Recuerda que fue dicha por Tin Tan (película “El niño perdido”, 1947):

“Me canso ganso/ dijo un zancudo/ cuando volar no pudo/ una pata se torció y la otra se le hizo nudo/ luego le dio la aftosa/ y hasta se quedó mudo/ Y ya mejor no le sigo/ porque luego yo sudo”.

El recordatorio permite reparar en que el ave zancuda (o mosquito) manifiesta estar cansada, lo contrario a lo que trata de transmitir el hombre que hace un año ganó la Presidencia de la República.

Coincidencias de la vida:

“Sí o sí. Me canso ganso”, es el título que María Amparo Casar y José Antonio Polo dan a su ensayo que publica “Nexos” con una reseña de actos ilegales o de dudosa legalidad del Presidente.

“Si se toma en serio la expresión de que habrá un auténtico Estado de Derecho, ‘al margen de la ley, nada; por encima de la ley nadie’, se debiera esperar un ‘comportamiento particularmente escrupuloso’ en lo que respecta a la legalidad de las acciones y proceder del Poder Ejecutivo. ‘No ha sido el caso”’, señalan, analizando un estudio de Mexicanos contra la Corrupción y Causa en Común.

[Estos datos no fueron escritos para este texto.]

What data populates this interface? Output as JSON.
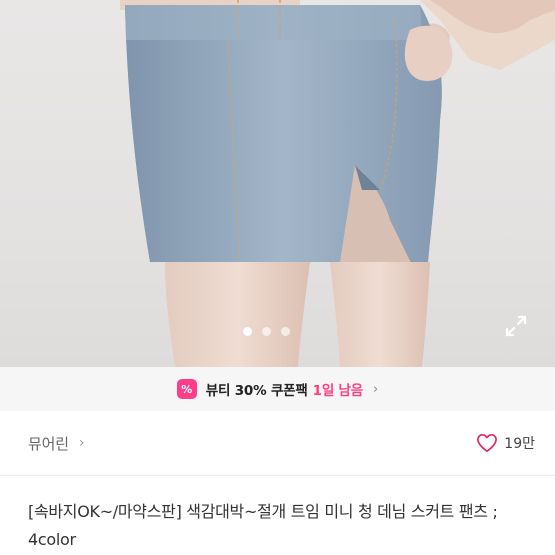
{
  "gallery": {
    "image_alt": "product-photo-denim-mini-skirt",
    "dots": [
      true,
      false,
      false
    ],
    "expand_icon": "expand-icon"
  },
  "coupon": {
    "icon_glyph": "%",
    "text": "뷰티 30% 쿠폰팩",
    "highlight": "1일 남음",
    "chevron": "›",
    "accent": "#ff3d8b"
  },
  "seller": {
    "name": "뮤어린",
    "chevron": "›",
    "likes": "19만"
  },
  "product": {
    "title": "[속바지OK~/마약스판] 색감대박~절개 트임 미니 청 데님 스커트 팬츠 ; 4color"
  }
}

Enlistan 20 “acciones ilegales”, siete que son debatibles y cuatro “leyes a modo”. 

Actos que “configuran una tendencia cuyo fin último es la ‘concentración y centralización’ de poder en el Presidente y un ‘ejercicio discrecional’ del mismo”.

Muchos de ellos “ya se encuentran en litigio ante las autoridades competentes”.

Como primer y más importante ejemplo rescatan el “memorable Memorándum” que AMLO dirigió a los titulares de Hacienda, Educación Pública y Gobernación el 16 de abril para dejar “sin efecto todas las medidas en las que se haya traducido la aplicación de la llamada reforma educativa”, lo cual “es nulo de pleno derecho. No puede decretarse la derogación de una norma constitucional a través de un documento administrativo sin validez jurídica. Constituye una ilegalidad ‘por los cuatro costados”’ porque “viola el artículo 16, primer párrafo que establece que todo acto de autoridad debe estar fundado y motivado y responde al principio por el cual ‘ninguna autoridad puede hacer algo para lo que no esté expresamente facultada’; viola el 49 referente a la “división de poderes” en el que se expresa que “un poder no puede suplantar a otro”; viola el 89, fracción primera que obliga al Ejecutivo a aplicar en la esfera administrativa las leyes y demás normas jurídicas y viola los artículos 128 y 133 que obligan a todo funcionario a “cumplir y hacer cumplir la Constitución” y que transgrede la jerarquía normativa prevista en la Constitución. En este último caso no sólo se vulnera un precepto constitucional, sino que se instruye a tres de sus colaboradores a hacerlo”.

Pasada la fiesta de hoy, conviene leer el ensayo completo para que las futuras celebraciones no tengan mácula.